I appreciate the time you put into it. Like I said, I think it's fine to have disagreements about these sort of things and that it's good to get a sense of why people feel the way they do. When Joe said that basically anyone who thinks that the Constitution is "advisory" or that they are literally changing parts of it, my sense is that for the past 200+ years, the law has quite literally swooped back and forth with the times. Right or wrong, I still think it represents the "law" at the time, whether that time is liberal or conservative. Or the court being liberal/conservative.

I find things like Korematsu, Dred Scott, etc. to be abhorrent stains on our legal system, and the fact that they're no longer law today makes me happy. But it doesn't change that they were law "back then." I guess if I had to put it into words, I'd say that anyone who passes Joe's litmus test for being a federal judge yet agrees with those decisions should have been disqualified.

I think it's interesting that you're willing to stand up for states' rights when that right to legislate leans heavily left. Seems to spit right in the face of what Joe was talking about in terms of rule of law. We didn't even get into Article VI or anything like that. And how the amendment process wasn't built for a bipartisan nation. Another thread maybe!
 
I appreciate the time you put into it. Like I said, I think it's fine to have disagreements about these sort of things and that it's good to get a sense of why people feel the way they do.

I agree, and I do respect you much like I respect Seattle Husker. I think you're probably somewhat to his right, but I think you both have good intentions and are patriotic people who want what's good for the country.

I know you're at somewhat of an agree to disagree point here, but let me throw in some comments on two statements you made. You don't have to answer them if you don't want to, but just kick them around. And besides, this stuff is right up my alley, so it's hard for me to shut up. lol

I find things like Korematsu, Dred Scott, etc. to be abhorrent stains on our legal system, and the fact that they're no longer law today makes me happy.
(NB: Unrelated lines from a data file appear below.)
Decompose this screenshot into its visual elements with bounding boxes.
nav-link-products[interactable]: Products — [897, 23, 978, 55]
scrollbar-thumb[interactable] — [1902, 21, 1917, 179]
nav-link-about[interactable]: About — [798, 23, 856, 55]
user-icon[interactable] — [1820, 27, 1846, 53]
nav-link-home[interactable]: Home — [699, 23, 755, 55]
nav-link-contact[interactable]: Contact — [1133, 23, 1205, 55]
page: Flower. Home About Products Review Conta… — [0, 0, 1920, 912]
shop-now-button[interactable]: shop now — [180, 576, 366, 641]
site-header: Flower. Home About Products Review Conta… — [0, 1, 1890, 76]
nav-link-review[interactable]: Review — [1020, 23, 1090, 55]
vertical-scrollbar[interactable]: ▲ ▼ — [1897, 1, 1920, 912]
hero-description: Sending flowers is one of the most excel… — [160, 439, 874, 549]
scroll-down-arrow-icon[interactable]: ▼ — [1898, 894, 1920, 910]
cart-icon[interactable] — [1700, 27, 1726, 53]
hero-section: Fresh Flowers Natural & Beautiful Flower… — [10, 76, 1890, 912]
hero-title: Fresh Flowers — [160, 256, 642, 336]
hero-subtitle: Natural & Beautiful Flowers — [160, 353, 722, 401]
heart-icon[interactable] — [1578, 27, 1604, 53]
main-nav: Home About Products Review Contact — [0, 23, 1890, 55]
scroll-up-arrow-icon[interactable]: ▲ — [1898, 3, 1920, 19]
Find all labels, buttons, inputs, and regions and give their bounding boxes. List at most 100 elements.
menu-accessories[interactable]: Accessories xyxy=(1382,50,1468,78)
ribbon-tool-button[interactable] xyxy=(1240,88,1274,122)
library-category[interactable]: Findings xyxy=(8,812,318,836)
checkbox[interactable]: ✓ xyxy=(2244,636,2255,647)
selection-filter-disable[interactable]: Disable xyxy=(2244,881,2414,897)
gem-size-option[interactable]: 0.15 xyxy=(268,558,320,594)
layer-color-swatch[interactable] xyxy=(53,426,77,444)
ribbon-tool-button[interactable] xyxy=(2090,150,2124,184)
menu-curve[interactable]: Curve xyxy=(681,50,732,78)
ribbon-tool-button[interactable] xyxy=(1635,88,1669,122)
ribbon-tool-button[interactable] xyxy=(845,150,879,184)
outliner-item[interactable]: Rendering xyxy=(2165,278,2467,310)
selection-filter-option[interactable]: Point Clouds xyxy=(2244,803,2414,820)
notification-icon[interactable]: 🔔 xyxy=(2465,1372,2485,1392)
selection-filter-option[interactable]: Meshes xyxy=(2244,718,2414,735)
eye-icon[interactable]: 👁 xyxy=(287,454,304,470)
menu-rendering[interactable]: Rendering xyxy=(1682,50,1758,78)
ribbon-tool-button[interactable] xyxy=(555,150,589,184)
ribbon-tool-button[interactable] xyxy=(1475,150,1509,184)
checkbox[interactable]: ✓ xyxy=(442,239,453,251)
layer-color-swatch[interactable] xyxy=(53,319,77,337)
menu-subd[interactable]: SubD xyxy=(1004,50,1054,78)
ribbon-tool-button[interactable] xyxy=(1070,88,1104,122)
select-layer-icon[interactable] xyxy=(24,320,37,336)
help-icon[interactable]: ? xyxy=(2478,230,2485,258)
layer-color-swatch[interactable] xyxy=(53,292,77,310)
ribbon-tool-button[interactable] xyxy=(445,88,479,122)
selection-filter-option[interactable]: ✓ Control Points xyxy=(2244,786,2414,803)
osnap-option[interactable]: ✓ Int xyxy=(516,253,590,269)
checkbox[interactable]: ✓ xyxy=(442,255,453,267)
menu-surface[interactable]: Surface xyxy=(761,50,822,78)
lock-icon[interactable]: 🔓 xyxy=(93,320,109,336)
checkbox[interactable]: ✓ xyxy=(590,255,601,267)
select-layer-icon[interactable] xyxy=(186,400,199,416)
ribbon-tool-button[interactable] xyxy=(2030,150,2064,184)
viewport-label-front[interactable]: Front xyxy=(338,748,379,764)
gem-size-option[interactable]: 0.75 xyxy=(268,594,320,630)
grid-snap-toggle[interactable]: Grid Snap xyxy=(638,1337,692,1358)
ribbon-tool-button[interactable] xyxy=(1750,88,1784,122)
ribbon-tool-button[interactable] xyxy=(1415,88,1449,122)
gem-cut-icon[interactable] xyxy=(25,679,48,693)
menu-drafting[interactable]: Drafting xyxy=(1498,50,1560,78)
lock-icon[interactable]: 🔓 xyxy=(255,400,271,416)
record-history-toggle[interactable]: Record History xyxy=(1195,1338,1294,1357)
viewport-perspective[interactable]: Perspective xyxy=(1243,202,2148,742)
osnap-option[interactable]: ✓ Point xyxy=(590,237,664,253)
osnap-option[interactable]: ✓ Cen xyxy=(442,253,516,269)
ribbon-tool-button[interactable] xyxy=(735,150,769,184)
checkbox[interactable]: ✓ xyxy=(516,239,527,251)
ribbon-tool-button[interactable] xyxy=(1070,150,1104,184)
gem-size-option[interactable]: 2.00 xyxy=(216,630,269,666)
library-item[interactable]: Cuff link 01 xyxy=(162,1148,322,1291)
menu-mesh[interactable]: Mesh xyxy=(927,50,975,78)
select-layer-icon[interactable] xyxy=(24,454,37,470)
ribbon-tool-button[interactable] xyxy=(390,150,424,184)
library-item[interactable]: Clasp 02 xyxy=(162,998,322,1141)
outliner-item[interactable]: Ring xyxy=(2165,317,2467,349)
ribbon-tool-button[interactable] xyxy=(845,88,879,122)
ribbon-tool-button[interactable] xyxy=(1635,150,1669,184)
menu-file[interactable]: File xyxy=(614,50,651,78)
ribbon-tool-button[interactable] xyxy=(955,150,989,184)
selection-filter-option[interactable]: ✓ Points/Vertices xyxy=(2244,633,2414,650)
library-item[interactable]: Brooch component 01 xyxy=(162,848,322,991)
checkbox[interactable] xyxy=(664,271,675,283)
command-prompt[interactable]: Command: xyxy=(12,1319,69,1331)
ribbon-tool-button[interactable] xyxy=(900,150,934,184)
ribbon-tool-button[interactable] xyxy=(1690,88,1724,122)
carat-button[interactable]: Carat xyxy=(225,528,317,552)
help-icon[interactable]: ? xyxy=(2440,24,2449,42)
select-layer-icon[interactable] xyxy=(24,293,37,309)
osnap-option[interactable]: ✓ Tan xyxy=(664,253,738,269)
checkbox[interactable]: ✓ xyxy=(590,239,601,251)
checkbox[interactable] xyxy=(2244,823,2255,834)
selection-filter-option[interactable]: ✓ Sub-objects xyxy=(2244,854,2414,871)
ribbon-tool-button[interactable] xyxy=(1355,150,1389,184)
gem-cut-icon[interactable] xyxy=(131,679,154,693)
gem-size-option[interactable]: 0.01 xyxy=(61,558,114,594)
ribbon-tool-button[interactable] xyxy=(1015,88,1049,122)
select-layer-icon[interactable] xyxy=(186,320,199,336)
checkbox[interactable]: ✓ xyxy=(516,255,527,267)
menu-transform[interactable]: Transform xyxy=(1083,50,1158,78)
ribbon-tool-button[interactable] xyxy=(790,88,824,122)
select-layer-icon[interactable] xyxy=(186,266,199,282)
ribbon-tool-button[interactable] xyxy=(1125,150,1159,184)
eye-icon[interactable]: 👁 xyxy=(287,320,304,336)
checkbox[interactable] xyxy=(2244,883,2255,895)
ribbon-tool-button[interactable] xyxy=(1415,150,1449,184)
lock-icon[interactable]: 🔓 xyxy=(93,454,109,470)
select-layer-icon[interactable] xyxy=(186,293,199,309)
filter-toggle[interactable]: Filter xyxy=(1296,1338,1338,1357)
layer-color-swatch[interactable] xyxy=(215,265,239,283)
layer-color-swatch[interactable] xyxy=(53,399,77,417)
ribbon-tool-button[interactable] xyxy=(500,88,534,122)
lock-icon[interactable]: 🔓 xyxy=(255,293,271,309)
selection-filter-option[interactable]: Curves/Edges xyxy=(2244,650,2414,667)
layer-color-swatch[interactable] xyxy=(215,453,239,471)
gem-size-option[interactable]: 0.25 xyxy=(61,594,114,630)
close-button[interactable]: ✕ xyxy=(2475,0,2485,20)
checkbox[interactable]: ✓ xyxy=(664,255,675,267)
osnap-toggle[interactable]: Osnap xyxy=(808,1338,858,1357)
I don't like either one, but I don't see those cases the same way. I think Korematsu was far more defensible than Dred Scott for two reasons. First, there was a major war going on and the internment of Japanese was a true security measure. It wasn't just to screw with Japanese people. Second, it's politically incorrect to point this out, but there is no equal protection clause for the federal government. Constitutionally, they can discriminate on the basis of race. Doesn't make it right, but they can do it. (The Supreme Court has "inferred" an equal protection requirement, but they pulled it out of their *** and hadn't done so at the time of Korematsu.)

Dred Scott was a true abuse of judicial power. The Court butchered a clearly constitutional federal law by twisting the due process clause and did it solely to drive its own policy agenda of protecting slavery.

I think it's interesting that you're willing to stand up for states' rights when that right to legislate leans heavily left. Seems to spit right in the face of what Joe was talking about in terms of rule of law.

That's because I understand the difference between being a judge and being an advocate. As an advocate, I would probably agree with Joe more often than not. However, as a judge, it would be my job to set aside what policies I might favor on the merits and commit myself to enforcing the law as it's written. That means I'd vote to affirm a state law that I might abhor (like banning handguns). My politics wouldn't matter. That's what a judge is supposed to do.